AI Now Powers 47% of Top Crypto News—Here’s Why It Matters
Robots are rewriting the rules of crypto journalism—and nobody noticed until now.
### The Algorithmic Newsroom Takeover
Forget human reporters chasing scoops. Nearly half of major cryptocurrency coverage now gets churned out by AI systems working 24/7. No coffee breaks, no press conferences—just cold, hard data analysis turned into headlines at hyperspeed.
### Quantity Over Quality?
The machines dominate volume, but can they spot the next FTX before it collapses? (Spoiler: Neither could most human 'experts' during the last bull run.)
### The Silver Lining for Crypto
AI doesn't care about FUD or moon predictions. It just reports the numbers—which might be the most honest thing to happen to crypto media since Satoshi disappeared.
Wall Street analysts hate this one trick: decentralized networks don't need their hot takes when algorithms deliver facts faster than Bloomberg terminals can refresh.

Notably, these publications were selected because of their explicit disclosure policies on AI use. Chainstory acknowledged that the real numbers, both among these five news sites and across the broader crypto news industry, may be higher or lower.
Audiences can tell when something’s AI-generated
Chainstory reached out to several editors about their policies on AI. One of them was our very own crypto.news editor Jayson Derrick. He told Chainstory there is a place for AI in the newsroom, but that writing entire articles with AI misses the point of the technology.
“AI can be a fantastic research assistant and an awful storyteller. It’s incredibly helpful for accelerating background tasks like summarizing long research reports, extracting key points from filings, or finding stats to justify a claim. But when it comes to producing actual content, the end result is poor.”
Derrick explained that, for now, AI can’t replicate a genuine human voice. Instead, articles written by AI often sound robotic, which can make them feel disingenuous to readers. He said:
“I believe audiences can tell when something wasn’t written by a real person, whether it’s labeled or not.”

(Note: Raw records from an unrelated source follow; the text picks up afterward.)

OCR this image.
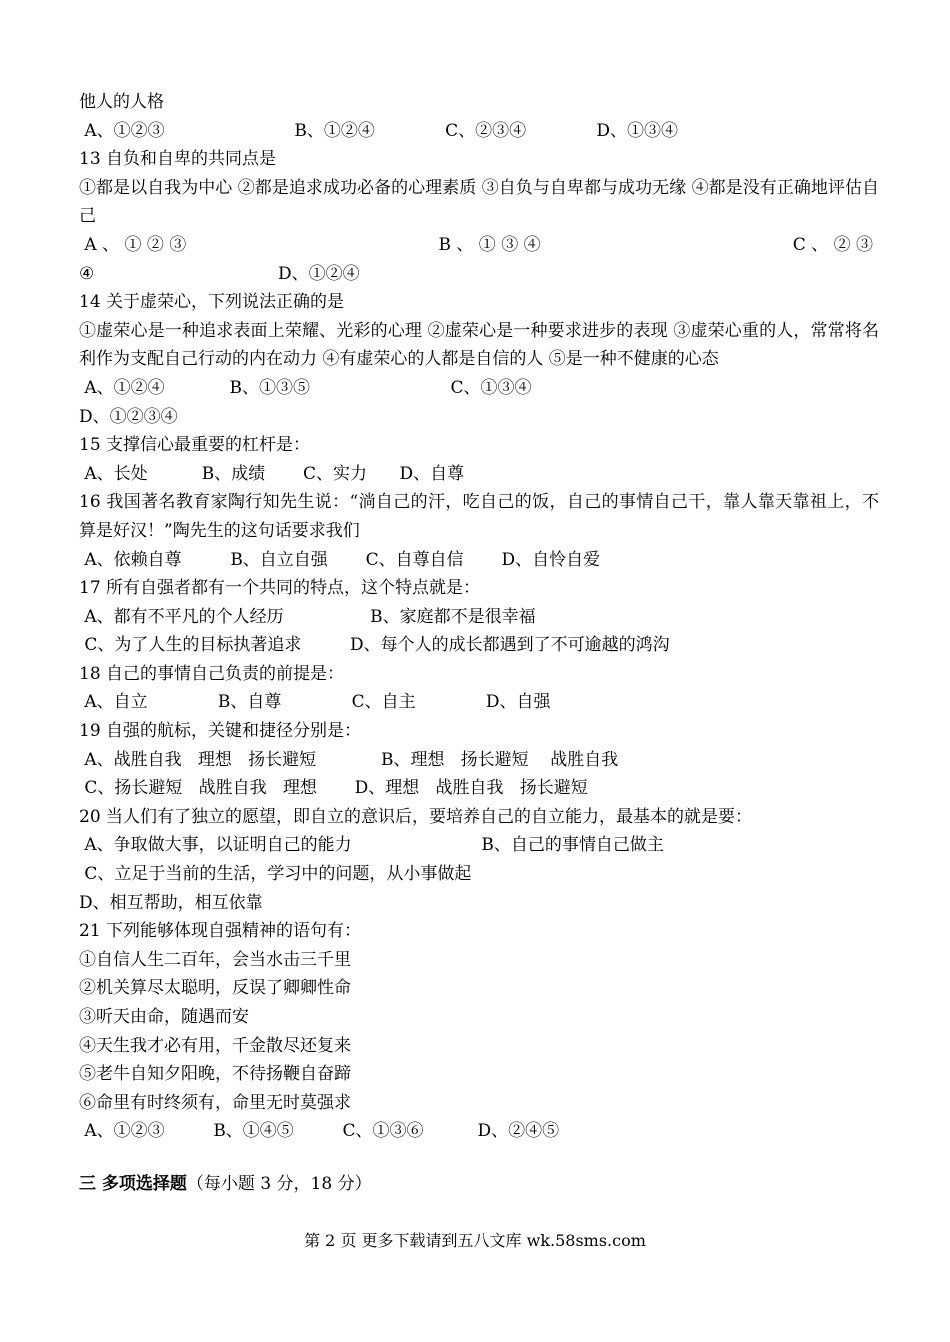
他人的人格
A、①②③                        B、①②④             C、②③④             D、①③④
13 自负和自卑的共同点是
①都是以自我为中心 ②都是追求成功必备的心理素质 ③自负与自卑都与成功无缘 ④都是没有正确地评估自己
A 、 ① ② ③	B 、 ① ③ ④	C 、 ② ③
④                                  D、①②④
14 关于虚荣心，下列说法正确的是
①虚荣心是一种追求表面上荣耀、光彩的心理 ②虚荣心是一种要求进步的表现 ③虚荣心重的人，常常将名利作为支配自己行动的内在动力 ④有虚荣心的人都是自信的人 ⑤是一种不健康的心态
A、①②④            B、①③⑤                          C、①③④
D、①②③④
15 支撑信心最重要的杠杆是：
A、长处          B、成绩       C、实力      D、自尊
16 我国著名教育家陶行知先生说：“淌自己的汗，吃自己的饭，自己的事情自己干，靠人靠天靠祖上，不算是好汉！”陶先生的这句话要求我们
A、依赖自尊         B、自立自强       C、自尊自信       D、自怜自爱
17 所有自强者都有一个共同的特点，这个特点就是：
A、都有不平凡的个人经历                B、家庭都不是很幸福
C、为了人生的目标执著追求         D、每个人的成长都遇到了不可逾越的鸿沟
18 自己的事情自己负责的前提是：
A、自立             B、自尊             C、自主             D、自强
19 自强的航标，关键和捷径分别是：
A、战胜自我   理想   扬长避短            B、理想   扬长避短    战胜自我
C、扬长避短   战胜自我   理想       D、理想   战胜自我   扬长避短
20 当人们有了独立的愿望，即自立的意识后，要培养自己的自立能力，最基本的就是要：
A、争取做大事，以证明自己的能力                        B、自己的事情自己做主
C、立足于当前的生活，学习中的问题，从小事做起
D、相互帮助，相互依靠
21 下列能够体现自强精神的语句有：
①自信人生二百年，会当水击三千里
②机关算尽太聪明，反误了卿卿性命
③听天由命，随遇而安
④天生我才必有用，千金散尽还复来
⑤老牛自知夕阳晚，不待扬鞭自奋蹄
⑥命里有时终须有，命里无时莫强求
A、①②③         B、①④⑤         C、①③⑥          D、②④⑤
三 多项选择题（每小题 3 分，18 分）
第 2 页 更多下载请到五八文库 wk.58sms.com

Commenting on the report, Afik Rechler, Co-CEO of Chainstory, stated:
“AI is an integral part of crypto journalism in one way or another, everyone uses it nowadays. But it hasn’t replaced human reporting. It can’t. Not at this stage. LLMs can’t handle stories that require depth, deeper context, nuances, etc. Using AI is not necessarily a bad thing. But there needs to be some sort of balance to preserve trust.”